What are your ideas of topics I could do?
Clarification: it’s needs to be math related more than general actuarial.
I 2nd this. There’s some interesting work being done to revitalize tontines around the world as a way to reevaluate how we deal with longevity risk in an individual account world. Looking at their history could be pretty interesting as an intro to where they are going.
I just did a quick read, since I knew almost nothing about tontines. Interesting, despite the dark cloud over them. THis caught my eye:
Today, a growing number of financial advisors, academics, and Fintech firms think that it might be time to take a second look at these financial arrangements. One such academic is Moshe Milevsky, an associate professor of finance at York University’s Schulich School of Business in Toronto, who would like to see tontines make a comeback. Milevsky thinks that tontines are attractive because they provide the regular income of an annuity—even more income for living members—and because of tontines’ structure and relatively low costs, they produce higher yields than annuities.
Anything with that guy’s name attached has some serious cred IMO. He’s so smart he’s able to make complicated ideas understandable.
Not quite directly actualrially related . … but the history of the quadratic formula (and the related closed form solutions to polynomials of degree <= 5) and the rise of the complex number.

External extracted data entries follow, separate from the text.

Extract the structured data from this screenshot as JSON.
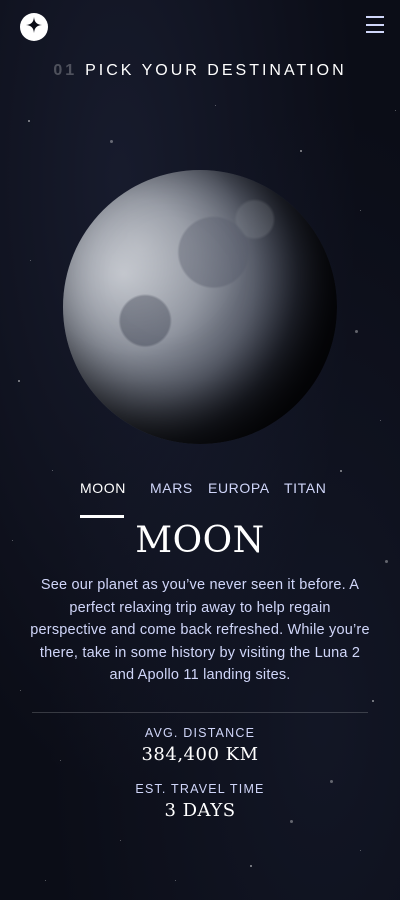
{
  "header": {
    "logo_icon": "star-logo-icon",
    "menu_icon": "hamburger-menu-icon"
  },
  "page": {
    "number": "01",
    "title": "PICK YOUR DESTINATION"
  },
  "tabs": [
    {
      "label": "MOON",
      "active": true
    },
    {
      "label": "MARS",
      "active": false
    },
    {
      "label": "EUROPA",
      "active": false
    },
    {
      "label": "TITAN",
      "active": false
    }
  ],
  "destination": {
    "name": "MOON",
    "description": "See our planet as you’ve never seen it before. A perfect relaxing trip away to help regain perspective and come back refreshed. While you’re there, take in some history by visiting the Luna 2 and Apollo 11 landing sites.",
    "stats": [
      {
        "label": "AVG. DISTANCE",
        "value": "384,400 KM"
      },
      {
        "label": "EST. TRAVEL TIME",
        "value": "3 DAYS"
      }
    ]
  },
  "colors": {
    "background": "#0b0d17",
    "light_accent": "#d0d6f9",
    "white": "#ffffff"
  }
}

In the late middle ages, nobility would patronize “math nerds” who would then challenge other “math nerds” to nerd-duals. This amounted to each sending the other a list of polynomial equations to solve. The winner is the one who could solve more of the their opponents equations while still being able to solve (or have the solutions) for their own. Interesting note: only real-valued solutions were valid; but these closed form solutions often required using complex numbers (which often “cancel out” for the real-valued solutions).
What’s the tie-in to the modern-day world? Insurance companies “patronize” math nerds (actuaries) to “solve” business problems with math. The winner often being those who can provide a rating solution that keeps their sponsor (employer) profitable and increase marketshare.
How about the history of Fermat’s last theorem? You know, the one with a^n + b^n = c^n has no solution for n>2 and a, b, c are real numbers? Apparently Fermat scrawled “i have a proof for this” hundreds of years ago in the margin of a notebook, but nobody actually solved it until like the 1990s when some hermit literally invented new branches of mathematics to make the proof, and had to hold off on publishing those new branches so that others didn’t see them, get wind of his approach, and scoop his proof of Fermat.
I think I have a problem. I finished my last coursework for the term this afternoon. Now I’m sitting here wondering what I’m going to do tonite.
Eh maybe I’ll work. I’m sure as heck not going to watch TV.
If more “history” I think a topic on the history of the Pythagorean theorem and its applications to agriculture would be interesting. If it’s more math than something like Cantor and Set theory would be good. A nice mixture of both could be Newton and Leibniz and the development of Calculus.